Root-Mean-Square Error (RMSE). Because the estimators are biased, both bias and variance of the estimators contribute to the magnitude of the RMSE. The results are displayed in Figure 3. The pattern and magnitude of the RMSE is virtually identical for both estimators. The RMSE improves with an increasing number of studies, increasing sample size (average n = 53 vs. 231 and 730), and decreasing CREVC. What is particularly noteworthy about Figure 3 is the rather large difference between the estimate and the parameter in the conditions examined in this study. Specifically, the RMSE can be as high as .25 in some conditions, while the average across all conditions for both estimators is.05. These results for RMSE do not illustrate how variable individual estimates will be about their parameter, only how variable the estimates are on average in a particular condition. Generally, the individual estimates will be much more variable than the condition averages. For instance, Figure 4 shows the distribution of the individual estimates for method of moments and maximum likelihood estimates for the condition in which K = 30, average n = 231, R2= .02, REVC = .19, CREVC=.1862. The average RMSE for both estimators n this condition is .05, but individual estimates can deviate from the parameter by as much as .25. These results suggest the importance of using interval estimators, to which we turn our attention next.

Confidence Intervals

We computed 95 percent confidence intervals using three methods, maximum likelihood (ML), bootstrap (BS), and bias-corrected bootstrap (BC). Optimal characteristics of confidence intervals include capturing the parameter at the nominal rate (95 percent of the time under the design of the current study) and narrow intervals.

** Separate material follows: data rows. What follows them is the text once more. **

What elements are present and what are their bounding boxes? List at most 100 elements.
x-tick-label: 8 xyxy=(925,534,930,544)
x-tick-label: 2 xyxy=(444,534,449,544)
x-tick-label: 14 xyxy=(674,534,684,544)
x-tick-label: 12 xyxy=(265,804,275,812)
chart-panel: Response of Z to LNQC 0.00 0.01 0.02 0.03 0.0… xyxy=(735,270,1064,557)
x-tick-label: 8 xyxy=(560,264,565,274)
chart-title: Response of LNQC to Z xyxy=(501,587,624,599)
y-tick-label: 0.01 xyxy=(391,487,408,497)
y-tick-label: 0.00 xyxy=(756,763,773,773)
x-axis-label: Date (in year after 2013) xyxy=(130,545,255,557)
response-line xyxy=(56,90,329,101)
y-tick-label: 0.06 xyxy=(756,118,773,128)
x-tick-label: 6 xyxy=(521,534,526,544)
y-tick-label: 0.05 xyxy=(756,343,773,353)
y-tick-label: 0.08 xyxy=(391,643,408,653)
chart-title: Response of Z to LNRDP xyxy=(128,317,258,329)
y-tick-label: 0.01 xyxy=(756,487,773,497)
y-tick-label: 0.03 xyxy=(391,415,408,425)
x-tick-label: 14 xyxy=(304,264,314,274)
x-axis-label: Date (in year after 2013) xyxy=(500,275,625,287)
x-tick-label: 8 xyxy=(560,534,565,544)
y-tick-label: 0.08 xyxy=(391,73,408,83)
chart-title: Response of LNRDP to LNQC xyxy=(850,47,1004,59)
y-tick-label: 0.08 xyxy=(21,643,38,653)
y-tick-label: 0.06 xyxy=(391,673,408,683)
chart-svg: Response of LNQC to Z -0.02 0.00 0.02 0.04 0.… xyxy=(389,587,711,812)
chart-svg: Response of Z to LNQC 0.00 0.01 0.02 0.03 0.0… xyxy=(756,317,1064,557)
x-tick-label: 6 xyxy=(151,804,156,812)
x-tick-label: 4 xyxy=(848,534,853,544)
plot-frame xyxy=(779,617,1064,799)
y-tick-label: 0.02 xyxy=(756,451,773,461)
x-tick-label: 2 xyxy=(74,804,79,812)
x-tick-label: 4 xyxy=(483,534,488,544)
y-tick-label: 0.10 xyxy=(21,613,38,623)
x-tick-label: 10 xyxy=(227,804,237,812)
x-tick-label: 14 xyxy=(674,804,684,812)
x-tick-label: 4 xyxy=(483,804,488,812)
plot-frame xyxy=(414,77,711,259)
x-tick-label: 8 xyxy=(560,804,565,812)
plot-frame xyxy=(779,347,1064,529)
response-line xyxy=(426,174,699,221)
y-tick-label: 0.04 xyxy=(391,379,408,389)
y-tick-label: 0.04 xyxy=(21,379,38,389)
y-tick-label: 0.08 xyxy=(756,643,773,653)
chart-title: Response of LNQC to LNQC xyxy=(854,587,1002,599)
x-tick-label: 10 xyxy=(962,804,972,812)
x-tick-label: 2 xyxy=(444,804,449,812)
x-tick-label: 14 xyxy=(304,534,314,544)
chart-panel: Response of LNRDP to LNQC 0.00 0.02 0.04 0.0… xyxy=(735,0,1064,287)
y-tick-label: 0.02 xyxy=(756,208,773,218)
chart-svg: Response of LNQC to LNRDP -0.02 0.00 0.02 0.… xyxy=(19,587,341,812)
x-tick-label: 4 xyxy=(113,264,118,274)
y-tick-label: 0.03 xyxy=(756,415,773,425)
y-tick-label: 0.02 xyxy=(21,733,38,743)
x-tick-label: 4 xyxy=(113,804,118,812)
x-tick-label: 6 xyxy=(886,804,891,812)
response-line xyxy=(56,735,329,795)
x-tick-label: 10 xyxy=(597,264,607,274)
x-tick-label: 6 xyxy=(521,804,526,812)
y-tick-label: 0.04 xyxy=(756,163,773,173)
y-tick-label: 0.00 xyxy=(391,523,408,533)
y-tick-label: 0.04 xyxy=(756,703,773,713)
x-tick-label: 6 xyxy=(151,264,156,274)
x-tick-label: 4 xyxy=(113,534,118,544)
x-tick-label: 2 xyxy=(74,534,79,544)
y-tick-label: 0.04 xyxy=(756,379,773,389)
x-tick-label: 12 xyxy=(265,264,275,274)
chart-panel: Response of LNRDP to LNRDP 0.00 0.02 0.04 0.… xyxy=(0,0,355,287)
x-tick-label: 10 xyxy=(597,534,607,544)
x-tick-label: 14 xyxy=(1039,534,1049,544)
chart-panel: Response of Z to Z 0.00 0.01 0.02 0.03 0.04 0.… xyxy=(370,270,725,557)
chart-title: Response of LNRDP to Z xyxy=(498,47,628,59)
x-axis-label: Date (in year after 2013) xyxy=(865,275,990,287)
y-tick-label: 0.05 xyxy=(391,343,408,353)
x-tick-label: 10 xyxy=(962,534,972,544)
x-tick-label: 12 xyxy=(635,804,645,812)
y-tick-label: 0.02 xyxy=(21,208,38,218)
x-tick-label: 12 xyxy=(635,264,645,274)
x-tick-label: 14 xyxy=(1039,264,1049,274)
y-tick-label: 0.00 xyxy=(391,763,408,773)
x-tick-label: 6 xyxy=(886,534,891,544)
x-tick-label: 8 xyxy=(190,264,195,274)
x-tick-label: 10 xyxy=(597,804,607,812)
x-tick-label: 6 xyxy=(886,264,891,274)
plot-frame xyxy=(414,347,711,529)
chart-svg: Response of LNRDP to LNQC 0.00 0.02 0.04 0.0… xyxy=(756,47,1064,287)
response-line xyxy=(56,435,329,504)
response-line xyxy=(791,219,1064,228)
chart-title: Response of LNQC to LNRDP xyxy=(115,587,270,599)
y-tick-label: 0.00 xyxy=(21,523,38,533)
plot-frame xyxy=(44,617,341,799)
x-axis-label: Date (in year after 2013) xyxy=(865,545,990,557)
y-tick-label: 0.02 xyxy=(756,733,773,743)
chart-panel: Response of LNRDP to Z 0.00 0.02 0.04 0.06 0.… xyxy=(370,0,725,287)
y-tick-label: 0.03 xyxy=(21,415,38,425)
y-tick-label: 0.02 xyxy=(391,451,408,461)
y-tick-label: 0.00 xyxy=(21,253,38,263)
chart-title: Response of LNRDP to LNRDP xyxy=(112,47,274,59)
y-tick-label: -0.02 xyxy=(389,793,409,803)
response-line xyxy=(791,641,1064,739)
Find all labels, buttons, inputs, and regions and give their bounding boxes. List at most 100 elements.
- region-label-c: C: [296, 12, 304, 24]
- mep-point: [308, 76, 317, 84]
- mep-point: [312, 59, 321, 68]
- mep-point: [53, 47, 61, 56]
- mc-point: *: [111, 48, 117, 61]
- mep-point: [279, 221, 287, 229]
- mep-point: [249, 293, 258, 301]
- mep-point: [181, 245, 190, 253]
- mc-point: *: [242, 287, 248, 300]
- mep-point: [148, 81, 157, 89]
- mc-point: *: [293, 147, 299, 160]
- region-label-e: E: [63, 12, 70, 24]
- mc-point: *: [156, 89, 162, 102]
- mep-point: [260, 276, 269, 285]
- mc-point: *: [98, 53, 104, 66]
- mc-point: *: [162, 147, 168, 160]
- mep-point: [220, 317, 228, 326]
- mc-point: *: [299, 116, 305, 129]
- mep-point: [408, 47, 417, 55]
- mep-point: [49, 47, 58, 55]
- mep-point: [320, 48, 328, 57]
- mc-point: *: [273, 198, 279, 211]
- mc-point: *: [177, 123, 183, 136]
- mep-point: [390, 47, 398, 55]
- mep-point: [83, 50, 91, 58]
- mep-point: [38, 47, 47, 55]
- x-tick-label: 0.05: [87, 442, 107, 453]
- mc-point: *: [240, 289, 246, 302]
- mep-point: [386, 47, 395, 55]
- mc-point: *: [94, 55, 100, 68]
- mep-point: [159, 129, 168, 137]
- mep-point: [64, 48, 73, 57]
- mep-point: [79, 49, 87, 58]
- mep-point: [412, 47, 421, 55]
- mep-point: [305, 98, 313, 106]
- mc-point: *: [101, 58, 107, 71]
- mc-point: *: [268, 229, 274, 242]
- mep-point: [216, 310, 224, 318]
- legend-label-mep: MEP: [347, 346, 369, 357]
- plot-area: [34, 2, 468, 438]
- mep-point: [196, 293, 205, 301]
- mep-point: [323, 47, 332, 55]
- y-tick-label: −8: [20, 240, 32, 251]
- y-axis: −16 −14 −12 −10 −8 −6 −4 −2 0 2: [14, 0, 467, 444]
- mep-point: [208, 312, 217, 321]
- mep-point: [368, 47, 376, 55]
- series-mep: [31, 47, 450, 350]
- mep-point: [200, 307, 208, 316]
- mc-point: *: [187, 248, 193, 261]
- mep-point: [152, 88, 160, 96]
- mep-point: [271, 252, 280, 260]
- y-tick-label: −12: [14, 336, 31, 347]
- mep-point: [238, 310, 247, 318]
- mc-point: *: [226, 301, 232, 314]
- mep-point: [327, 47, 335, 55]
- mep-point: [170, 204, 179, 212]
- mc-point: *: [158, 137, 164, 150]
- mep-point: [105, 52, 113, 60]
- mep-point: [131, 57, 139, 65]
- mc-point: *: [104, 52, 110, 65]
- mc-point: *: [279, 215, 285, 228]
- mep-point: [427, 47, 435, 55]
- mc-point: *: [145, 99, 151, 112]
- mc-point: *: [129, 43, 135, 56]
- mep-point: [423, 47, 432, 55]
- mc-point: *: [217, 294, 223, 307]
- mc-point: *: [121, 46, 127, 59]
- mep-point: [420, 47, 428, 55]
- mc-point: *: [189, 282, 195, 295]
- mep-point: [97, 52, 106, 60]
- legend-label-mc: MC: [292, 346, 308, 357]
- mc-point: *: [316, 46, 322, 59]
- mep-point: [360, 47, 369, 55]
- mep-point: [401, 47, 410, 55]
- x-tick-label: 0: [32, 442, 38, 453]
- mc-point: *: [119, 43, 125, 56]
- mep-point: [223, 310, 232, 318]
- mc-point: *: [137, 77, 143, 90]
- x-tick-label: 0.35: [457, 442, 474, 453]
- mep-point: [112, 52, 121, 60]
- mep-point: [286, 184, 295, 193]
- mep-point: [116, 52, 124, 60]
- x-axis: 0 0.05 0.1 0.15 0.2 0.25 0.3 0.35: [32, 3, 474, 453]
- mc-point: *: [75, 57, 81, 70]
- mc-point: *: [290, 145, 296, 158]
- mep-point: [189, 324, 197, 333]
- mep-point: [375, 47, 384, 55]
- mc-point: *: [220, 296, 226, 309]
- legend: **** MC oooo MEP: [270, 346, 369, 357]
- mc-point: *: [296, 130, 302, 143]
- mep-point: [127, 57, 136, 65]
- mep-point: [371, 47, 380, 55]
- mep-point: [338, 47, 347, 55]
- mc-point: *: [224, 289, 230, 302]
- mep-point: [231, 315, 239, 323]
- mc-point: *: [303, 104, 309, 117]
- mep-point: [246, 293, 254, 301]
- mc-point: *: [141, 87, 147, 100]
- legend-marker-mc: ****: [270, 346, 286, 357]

Coverage. Distributions of coverage for each of the three estimators over all conditions in the study are shown in Figure 5. Boxplots are not shown as a function of the study design variables because the graphs are messy and difficult to grasp. The boxplots show that coverage was on average less than the desired 95 percent for the confidence intervals.

In general, coverage tended to be poorest when the number of studies was small, the average sample size was small, and the CREVC was large. For example, when the number of studies was 13, the average sample size was 53, and the CREVC was .52, the proportion of times that the parameter was captured by the interval for the ML, bootstrap, and bias corrected bootstrap confidence intervals were .67, .69, and .79, respectively. As the number of studies and average sample size increased, so did the coverage, approaching .95 when the average number of people was 730 with 234 studies, provided that the CREVC was not too small. With very small CREVC, the ML and bootstrap coverage exceeded .95, often reaching 1.0. The bias corrected bootstrap estimator never reached coverage of 1.0, and was generally closer to the desired 95 percent, even when the CREVC was very small. Recall that estimates greater than 95 percent are undesirable because in such a case the confidence interval is wider than it should be. Of the three approaches, the bias corrected bootstrap estimator usually showed better coverage, with over three quarters greater than 85 percent, and only a few instances of coverage greater than 95 percent.

Width. Results are shown in boxplots in Figures 6 and 7 for two of the three main factors in the simulation (average sample size per study had very little effect on the width of the confidence intervals and is not shown). As can be seen in Figure 6, larger numbers of studies resulted in smaller intervals, and larger values of the CREVC resulted in larger intervals. Comparing the estimators to one another, the bias corrected bootstrap estimator tended to have the widest intervals. However, the magnitude of the increase in width of bias corrected bootstrap relative to other two estimators was rather small.